Fried oysters get a similar treatment, though the cocktail sauce tasted like the traditional kind. I was expecting more kick from something that supposedly included wasabi, the Japanese horseradish.

Salads were the one part of the meal that looked and tasted fully modern. Caesar salad carries a classic name, but it’s much modified from the Romaine-and-crouton standard. The Zephyr’s also features red leaf lettuce, seedless red grapes and hearts of palm, giving it a lot more plate appeal than usual.

The house salad was even more modern. Dubbed “field of greens,” the mesclun mix was enhanced with walnuts, dried cherries, applewood-smoked bacon and Gorgonzola cheese, then dressed with a maple-sherry vinaigrette. It was delicious, and, like the Caesar, was large enough to serve as an ample first course.

The one menu item that needs serious rethinking is the aged New York strip steak. I know that aged beef is all the rage these days, but it’s not cheap, and its presence on this menu is puzzling. The New York strip steak, aged for 21 days, is the most expensive entrée listed by more than $10. On top of that, it’s not generously cut. It’s far too thin, making it difficult for the kitchen to get it to the table at the proper stage of doneness. Under those conditions, it’s hard to discern enough difference in the flavor to make the aging a worthwhile expense, especially since the beef was served with a tasty helping of sautéed mushrooms and topped with cognac butter.

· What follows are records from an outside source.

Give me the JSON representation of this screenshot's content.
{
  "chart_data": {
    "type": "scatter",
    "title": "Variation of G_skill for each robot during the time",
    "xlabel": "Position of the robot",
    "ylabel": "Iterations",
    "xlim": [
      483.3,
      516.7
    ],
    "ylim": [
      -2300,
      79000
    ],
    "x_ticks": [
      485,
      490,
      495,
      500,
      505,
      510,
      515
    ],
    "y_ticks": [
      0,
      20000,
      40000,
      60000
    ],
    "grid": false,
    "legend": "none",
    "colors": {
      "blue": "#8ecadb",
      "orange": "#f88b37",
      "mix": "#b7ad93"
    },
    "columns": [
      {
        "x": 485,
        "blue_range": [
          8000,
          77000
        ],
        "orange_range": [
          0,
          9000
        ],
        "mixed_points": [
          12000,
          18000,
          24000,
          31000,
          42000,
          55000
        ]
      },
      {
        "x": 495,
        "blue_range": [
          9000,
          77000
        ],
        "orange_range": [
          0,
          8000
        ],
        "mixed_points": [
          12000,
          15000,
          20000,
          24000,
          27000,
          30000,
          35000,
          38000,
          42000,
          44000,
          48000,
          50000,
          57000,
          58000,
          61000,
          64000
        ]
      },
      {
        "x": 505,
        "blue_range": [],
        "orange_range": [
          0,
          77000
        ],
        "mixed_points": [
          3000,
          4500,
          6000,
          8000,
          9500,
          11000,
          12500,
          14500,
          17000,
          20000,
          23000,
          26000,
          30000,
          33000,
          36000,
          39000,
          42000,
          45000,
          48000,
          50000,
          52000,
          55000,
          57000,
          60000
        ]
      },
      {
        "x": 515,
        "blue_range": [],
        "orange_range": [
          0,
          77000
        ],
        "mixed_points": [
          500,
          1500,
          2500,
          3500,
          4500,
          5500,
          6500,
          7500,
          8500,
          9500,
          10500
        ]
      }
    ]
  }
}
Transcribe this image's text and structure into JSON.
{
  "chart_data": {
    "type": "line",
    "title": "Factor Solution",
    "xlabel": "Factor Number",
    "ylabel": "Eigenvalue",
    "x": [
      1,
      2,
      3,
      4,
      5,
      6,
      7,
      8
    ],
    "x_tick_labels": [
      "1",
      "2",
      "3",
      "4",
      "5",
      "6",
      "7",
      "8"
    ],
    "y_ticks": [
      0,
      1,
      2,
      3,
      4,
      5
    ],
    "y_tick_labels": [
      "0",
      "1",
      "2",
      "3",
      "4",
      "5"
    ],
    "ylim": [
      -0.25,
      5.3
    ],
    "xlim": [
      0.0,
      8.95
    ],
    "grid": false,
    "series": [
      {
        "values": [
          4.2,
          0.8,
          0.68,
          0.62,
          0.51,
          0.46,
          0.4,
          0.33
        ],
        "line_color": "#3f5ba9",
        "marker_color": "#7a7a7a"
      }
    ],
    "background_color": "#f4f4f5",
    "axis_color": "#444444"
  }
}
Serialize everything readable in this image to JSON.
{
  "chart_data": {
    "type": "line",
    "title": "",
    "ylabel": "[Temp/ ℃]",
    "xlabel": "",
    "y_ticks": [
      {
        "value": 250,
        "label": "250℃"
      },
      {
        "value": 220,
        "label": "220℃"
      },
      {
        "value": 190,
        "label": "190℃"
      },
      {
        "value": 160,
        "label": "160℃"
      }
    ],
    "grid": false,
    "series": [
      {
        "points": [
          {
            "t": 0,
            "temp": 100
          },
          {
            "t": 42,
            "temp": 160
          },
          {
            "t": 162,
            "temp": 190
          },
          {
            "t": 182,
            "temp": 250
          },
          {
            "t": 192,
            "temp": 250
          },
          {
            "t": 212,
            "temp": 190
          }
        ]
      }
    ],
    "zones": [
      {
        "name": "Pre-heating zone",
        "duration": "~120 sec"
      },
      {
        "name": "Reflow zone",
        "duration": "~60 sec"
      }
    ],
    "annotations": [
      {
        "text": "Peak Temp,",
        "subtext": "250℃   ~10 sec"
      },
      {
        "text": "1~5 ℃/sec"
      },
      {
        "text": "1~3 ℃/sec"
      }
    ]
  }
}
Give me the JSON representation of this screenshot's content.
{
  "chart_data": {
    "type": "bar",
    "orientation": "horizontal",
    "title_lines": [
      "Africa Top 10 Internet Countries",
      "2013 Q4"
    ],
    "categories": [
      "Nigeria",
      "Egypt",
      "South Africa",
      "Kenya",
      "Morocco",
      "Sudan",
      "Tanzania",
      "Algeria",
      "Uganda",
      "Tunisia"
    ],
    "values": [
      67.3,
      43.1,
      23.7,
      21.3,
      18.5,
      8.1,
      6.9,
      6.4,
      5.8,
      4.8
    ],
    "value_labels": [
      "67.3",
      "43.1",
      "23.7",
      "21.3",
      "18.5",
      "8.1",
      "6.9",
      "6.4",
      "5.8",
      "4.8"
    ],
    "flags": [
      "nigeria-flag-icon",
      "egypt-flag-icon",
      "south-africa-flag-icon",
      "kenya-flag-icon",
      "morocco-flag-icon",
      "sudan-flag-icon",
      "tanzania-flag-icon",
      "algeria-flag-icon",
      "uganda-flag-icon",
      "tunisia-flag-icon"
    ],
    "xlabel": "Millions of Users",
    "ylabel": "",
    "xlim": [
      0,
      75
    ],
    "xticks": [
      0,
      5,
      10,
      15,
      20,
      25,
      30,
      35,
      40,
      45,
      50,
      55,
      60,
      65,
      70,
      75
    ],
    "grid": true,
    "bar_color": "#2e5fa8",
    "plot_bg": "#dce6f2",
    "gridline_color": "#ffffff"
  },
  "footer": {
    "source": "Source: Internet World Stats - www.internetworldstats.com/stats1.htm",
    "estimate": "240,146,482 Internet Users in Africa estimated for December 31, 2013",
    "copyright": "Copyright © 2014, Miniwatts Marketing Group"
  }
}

Desserts are also throwbacks—especially moist, luscious slices of cakes that would do any bakery proud. I’m not much of a cake fan, but I make an exception for coconut cake. Anyone who prefers chocolate won’t be disappointed either.

Like the menu, the wine list is on the short side, with a couple dozen each of reds and whites. But while most short wine lists are built from nothing beyond well-advertised brands, Royal Zephyr’s contains a few well-chosen surprises. The Qupe Syrah was a good complement to both the steak and seafood dishes, a medium-bodied red from the Central Coast of California with plenty of fruit to stand up to the beef and a slightly spicy varietal character.

Service was surprisingly good considering the restaurant’s layout. You might think that a long, narrow space would create foot-traffic nightmares, yet the restaurant was three-quarters full during our visit, and everything reached the table without undue delays. Our waiter suffered a couple of short-term memory lapses—it shouldn’t be hard to remember who ordered what at a table for two—but his calm, friendly demeanor more than made up for it.

If a mealtime novelty is all you’re looking for, Royal Zephyr’s casual car should do the trick nicely. But if you want a unique theme restaurant experience, don’t be afraid to travel first class.